Definition of satyagraha in English:

satyagraha

noun

mass noun
  • A policy of passive political resistance, especially that advocated by Mahatma Gandhi against British rule in India.

    • ‘Then in 1919, British plans to intern people suspected of sedition prompted him to announce a new satyagraha.’
    • ‘From the fields I went off to the Bargarh satyagraha.’
    • ‘The main forms of mass struggle in the Valley have been non-violent direct actions - marches, satyagraha and civil disobedience.’
    • ‘The year 1919 saw Mani Bhawan emerge as a centre of satyagraha.’
    • ‘Then, when Gandhi announced a fresh round of satyagraha in 1930, he chose Rajaji to be the first to break the salt laws in South India.’
    • ‘Shanti owned a press, aptly called Motherland Press and, after a while, he began printing Quit India, a clandestine newspaper inciting people to carry out satyagraha against the British.’
    • ‘If we do not get a satisfactory response from you by 15th September 2002, we shall be constrained to launch a nation-wide satyagraha.’
    • ‘Hardiman points out other limitations, such as Gandhi's patriarchal outlook that survived his daring call to women to join satyagraha.’
    • ‘His letter calling people to satyagraha electrified us.’
    • ‘Dr.
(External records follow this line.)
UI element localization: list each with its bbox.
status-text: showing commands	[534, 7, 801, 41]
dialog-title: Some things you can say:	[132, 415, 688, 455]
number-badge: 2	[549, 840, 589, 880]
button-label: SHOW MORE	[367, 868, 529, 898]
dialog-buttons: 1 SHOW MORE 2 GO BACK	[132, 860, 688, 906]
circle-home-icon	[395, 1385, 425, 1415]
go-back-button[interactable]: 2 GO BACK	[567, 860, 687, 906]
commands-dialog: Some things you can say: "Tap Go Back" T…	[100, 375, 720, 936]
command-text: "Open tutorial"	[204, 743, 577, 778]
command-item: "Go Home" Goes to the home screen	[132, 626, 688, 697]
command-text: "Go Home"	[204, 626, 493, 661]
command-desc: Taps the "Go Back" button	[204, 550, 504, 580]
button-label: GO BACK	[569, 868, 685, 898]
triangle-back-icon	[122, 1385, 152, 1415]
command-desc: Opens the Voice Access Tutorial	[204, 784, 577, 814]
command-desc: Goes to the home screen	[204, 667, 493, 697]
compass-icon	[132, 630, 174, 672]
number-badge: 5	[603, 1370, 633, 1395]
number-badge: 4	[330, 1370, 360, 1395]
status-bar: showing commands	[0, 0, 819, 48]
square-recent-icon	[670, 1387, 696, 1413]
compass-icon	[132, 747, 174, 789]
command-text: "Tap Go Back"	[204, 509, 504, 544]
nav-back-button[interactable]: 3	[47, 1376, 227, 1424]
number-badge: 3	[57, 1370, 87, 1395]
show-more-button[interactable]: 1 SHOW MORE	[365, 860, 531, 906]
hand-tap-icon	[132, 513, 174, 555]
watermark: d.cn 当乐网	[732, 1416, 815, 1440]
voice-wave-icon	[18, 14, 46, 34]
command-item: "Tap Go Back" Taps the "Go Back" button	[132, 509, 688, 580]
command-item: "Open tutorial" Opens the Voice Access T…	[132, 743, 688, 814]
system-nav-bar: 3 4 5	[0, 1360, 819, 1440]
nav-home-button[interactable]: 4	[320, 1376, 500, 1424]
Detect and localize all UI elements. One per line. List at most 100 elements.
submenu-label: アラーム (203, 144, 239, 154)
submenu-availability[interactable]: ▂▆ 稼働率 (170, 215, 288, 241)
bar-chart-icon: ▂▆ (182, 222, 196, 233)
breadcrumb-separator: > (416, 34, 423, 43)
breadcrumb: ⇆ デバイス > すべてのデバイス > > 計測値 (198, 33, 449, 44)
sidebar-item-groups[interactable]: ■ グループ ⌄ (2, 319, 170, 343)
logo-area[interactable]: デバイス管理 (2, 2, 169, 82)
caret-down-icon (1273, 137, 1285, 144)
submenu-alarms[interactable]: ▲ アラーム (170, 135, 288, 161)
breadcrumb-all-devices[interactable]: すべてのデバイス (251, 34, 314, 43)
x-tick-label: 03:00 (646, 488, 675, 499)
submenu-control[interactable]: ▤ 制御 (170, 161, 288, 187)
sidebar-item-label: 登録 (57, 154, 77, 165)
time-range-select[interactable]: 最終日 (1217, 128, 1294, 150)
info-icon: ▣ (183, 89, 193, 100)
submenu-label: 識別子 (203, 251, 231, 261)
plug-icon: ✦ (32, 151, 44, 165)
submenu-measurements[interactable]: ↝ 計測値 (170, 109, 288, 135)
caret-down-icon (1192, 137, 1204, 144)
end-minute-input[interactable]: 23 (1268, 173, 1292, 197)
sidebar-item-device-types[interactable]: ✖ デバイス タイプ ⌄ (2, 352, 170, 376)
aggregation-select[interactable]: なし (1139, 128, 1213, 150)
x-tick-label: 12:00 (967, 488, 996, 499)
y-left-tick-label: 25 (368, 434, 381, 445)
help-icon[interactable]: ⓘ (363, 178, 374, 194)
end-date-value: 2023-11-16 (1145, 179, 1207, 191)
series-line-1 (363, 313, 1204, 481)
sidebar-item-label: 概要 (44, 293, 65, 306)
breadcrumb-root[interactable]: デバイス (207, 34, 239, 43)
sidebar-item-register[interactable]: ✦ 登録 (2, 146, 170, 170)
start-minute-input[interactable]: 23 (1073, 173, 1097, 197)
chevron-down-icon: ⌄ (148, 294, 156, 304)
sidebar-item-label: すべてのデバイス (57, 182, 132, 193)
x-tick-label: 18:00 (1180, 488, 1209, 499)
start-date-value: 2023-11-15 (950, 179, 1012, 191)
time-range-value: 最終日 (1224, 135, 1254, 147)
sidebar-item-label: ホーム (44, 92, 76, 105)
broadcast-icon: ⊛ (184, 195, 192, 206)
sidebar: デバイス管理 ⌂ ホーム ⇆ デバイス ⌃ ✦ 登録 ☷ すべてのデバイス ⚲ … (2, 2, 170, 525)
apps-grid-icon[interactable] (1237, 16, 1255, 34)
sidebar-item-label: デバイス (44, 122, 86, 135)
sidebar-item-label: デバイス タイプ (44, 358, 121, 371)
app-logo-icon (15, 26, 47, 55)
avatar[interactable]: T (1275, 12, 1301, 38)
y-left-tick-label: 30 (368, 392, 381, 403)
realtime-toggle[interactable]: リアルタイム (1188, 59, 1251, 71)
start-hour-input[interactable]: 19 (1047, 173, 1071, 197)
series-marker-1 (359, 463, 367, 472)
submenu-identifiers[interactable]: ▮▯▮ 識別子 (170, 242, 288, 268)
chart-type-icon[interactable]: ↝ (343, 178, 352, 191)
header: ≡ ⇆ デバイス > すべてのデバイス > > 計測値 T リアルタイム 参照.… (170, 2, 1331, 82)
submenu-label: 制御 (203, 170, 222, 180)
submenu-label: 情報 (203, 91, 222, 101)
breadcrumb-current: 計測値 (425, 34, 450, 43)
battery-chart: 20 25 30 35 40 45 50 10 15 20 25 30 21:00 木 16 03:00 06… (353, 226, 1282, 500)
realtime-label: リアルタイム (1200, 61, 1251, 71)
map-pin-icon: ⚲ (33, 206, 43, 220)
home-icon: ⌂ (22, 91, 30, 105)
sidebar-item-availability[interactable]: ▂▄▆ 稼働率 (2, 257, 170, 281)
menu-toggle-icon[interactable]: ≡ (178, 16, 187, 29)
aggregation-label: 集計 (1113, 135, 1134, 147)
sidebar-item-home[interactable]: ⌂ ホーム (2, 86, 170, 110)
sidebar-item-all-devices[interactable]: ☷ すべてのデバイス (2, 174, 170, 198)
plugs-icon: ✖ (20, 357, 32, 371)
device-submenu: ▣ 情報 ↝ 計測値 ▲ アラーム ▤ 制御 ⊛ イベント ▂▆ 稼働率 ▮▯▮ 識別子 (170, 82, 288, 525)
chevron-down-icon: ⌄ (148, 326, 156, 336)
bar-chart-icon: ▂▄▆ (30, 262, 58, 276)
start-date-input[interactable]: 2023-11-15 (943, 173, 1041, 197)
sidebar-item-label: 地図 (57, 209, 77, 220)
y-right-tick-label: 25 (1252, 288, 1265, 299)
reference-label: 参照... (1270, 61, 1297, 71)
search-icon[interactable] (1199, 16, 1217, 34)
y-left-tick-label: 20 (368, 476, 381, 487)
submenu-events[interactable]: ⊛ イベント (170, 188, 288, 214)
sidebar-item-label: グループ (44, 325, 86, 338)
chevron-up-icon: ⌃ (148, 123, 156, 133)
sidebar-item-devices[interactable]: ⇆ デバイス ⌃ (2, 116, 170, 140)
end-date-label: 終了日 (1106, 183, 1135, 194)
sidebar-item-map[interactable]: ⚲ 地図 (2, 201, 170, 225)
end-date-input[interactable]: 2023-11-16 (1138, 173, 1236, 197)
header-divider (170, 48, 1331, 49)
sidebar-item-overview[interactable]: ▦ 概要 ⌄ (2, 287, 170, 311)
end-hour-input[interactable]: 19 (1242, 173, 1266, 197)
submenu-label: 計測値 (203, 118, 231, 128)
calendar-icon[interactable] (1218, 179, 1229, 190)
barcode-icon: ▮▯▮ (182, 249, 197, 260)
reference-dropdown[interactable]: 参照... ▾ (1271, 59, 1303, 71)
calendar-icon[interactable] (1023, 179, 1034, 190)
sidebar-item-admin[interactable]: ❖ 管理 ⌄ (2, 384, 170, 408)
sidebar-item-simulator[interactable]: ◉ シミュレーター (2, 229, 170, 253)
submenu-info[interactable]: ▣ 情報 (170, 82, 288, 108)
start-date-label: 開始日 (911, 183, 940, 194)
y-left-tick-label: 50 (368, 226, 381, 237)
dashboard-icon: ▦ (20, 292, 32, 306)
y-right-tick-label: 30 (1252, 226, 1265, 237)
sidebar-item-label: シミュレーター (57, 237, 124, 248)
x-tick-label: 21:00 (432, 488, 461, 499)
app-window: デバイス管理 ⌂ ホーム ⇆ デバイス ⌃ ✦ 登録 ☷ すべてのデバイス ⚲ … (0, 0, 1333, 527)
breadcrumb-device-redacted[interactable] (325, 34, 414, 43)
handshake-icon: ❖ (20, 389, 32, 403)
Krishnabai Nimbkar from Pune had wanted to go on a satyagraha in protest against the kind of politics which played one community against the other.’
    • ‘He became a populist leader and satyagraha spread throughout India.’
    • ‘He unified opposition among the disparate Indian community to the passing of racially discriminatory laws and pioneered the techniques of satyagraha (non-violent resistance), which later were to make him famous.’
    • ‘Gandhi's satyagraha in India, where tens of thousands of villagers defied the British Raj's tax on sail by drying seawater in the 1940s, is another well-known example.’
    • ‘Gandhiji and Sree Narayana Guru held talks at Sivagiri and the Mahatma himself offered satyagraha for several days.’
    • ‘For three weeks before the march, Rajaji undertook a quick tour of Tamil districts, apprising the people on the implication of the forthcoming salt satyagraha.’
    • ‘Many felt that the serene Sannidhanam should not have been made the venue for its satyagraha.’
    • ‘A counter petition was filed against the court case that followed stating that the satyagraha had been peaceful and that the inhabitants of the area were calling for just demands.’
    • ‘This is where Gandhi developed his concept of satyagraha, translated in the west as passive resistance that, in the end, influenced the whole of the colonial world.’
    • ‘India's movement for independence was marked by nonviolence as hundreds of thousands of Indians responded to Mahatma Gandhi's call for satyagraha, which means to be steadfast in truth.’
    • ‘Mohandas K. Gandhi's movement of satyagraha, or non-violent passive resistance in the face of British oppression, formed the key to India's response to British colonization and gave shape to the drive for independence.’

Origin

Sanskrit, from satya ‘truth’ + āgraha ‘obstinacy’.